2.—BASIS

According to Stirner the supreme law for each one of us is his own welfare.

What does one's own welfare mean? "Let us seek out the enjoyment of life!"[223] "Henceforth the question is not how one can acquire life, but how he can expend it, enjoy it; not how one is to produce in himself the true ego, but how he is to dissolve himself, to live himself out."[224] "If the enjoyment of life is to triumph over the longing or hope for life, it must overcome it in its double significance which Schiller brings out in 'The Ideal and Life'; it must crush spiritual and temporal poverty, abolish the ideal and—the want of daily bread. He who must lay out his life in prolonging life cannot enjoy it, and he who is still seeking his life does not have it, and can as little enjoy it; both are poor."[225]
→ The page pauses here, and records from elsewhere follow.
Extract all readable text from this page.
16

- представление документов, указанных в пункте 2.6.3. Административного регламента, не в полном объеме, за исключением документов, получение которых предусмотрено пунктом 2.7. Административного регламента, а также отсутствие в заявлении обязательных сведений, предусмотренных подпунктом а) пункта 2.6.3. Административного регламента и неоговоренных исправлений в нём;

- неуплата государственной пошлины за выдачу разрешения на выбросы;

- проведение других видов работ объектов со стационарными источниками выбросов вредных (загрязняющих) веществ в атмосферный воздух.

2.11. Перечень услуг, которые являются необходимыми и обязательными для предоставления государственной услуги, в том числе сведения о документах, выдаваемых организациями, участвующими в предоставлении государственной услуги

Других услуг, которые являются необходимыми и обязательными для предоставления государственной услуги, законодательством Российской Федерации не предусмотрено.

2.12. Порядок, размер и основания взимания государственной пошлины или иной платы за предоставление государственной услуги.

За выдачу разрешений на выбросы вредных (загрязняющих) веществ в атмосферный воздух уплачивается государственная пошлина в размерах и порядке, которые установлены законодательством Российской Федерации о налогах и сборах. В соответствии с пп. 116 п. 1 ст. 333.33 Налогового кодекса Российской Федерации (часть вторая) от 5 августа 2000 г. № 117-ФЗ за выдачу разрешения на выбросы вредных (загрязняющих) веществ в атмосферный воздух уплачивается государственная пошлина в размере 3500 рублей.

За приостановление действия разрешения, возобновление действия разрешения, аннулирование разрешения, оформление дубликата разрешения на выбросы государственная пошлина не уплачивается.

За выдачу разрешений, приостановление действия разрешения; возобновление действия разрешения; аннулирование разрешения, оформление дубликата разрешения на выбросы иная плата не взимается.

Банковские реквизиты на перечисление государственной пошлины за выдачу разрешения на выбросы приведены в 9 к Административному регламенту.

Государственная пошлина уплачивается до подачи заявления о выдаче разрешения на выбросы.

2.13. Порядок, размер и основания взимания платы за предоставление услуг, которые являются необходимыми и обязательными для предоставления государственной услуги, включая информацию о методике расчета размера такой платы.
Our own welfare is our supreme law. Stirner recognizes no duty.[226] "Whether what I think and do is Christian, what do I care? Whether it is human, humane, liberal, or unhuman, inhumane, illiberal, what do I ask about that? If only it aims at what I would have, if only I satisfy myself in it, then fit it with predicates as you like; it is all one to me."[227] "So then my relation to the world is this: I no longer do anything for it 'for God's sake', I do nothing 'for man's sake', but what I do I do 'for my sake'."[228] "Where the world comes in my way—and it comes in my way everywhere—I devour it to appease the hunger of my egoism. You are to me nothing but—my food, just as I also am fed upon and used up by you. We have only one relation to each other, that of utility, of usableness, of use."[229] "I too love men, not merely individuals, but every one. But I love them with the consciousness of egoism; I love them because love makes me happy, I love because love is natural to me, because it pleases me. I know no 'commandment of love'."[230]

3.—LAW

I. Looking to each one's own welfare, Stirner rejects law, and that without any limitation to particular spatial or temporal conditions.

Law[231] exists not by the individual's recognizing it as favorable to his interests, but by his holding it sacred. "Who can ask about 'right' if he is not occupying the religious standpoint just like other people? Is not 'right' a religious concept, i. e. something sacred?"[232] "When the Revolution stamped liberty as a 'right' it took refuge in the religious sphere, in the region of the sacred, the ideal."[233] "I am to revere the sultanic law in a sultanate, the popular law in republics, the canon law in Catholic communities, etc. I am to subordinate myself to these laws, I am to count them sacred."[234] "The law is sacred, and he who outrages it is a criminal."[235] "There are no criminals except against something sacred";[236] crime falls when the sacred disappears.[237] Punishment has a meaning only in relation to something sacred.[238] "What does the priest who admonishes the criminal do? He sets forth to him the great wrong of having by his act desecrated that which was hallowed by the State, its property (in which, you will see, the lives of those who belong to the State must be included)."[239]

But law is no more sacred than it is favorable to the individual's welfare. "Right—is a delusion, bestowed by a ghost."[240] Men have "not recovered the mastery over the thought of 'right,' which they themselves created; their creature is running away with them."[241] "Let the individual man claim ever so many rights; what do I care for his right and his claim?"[242] I do not respect them.—"What you have the might to be you have the right to be. I deduce all right and all entitlement from myself; I am entitled to everything that I have might over. I am entitled to overthrow Zeus, Jehovah, God, etc., if I can; if I cannot, then these gods will always remain in the right and in the might as against me."[243]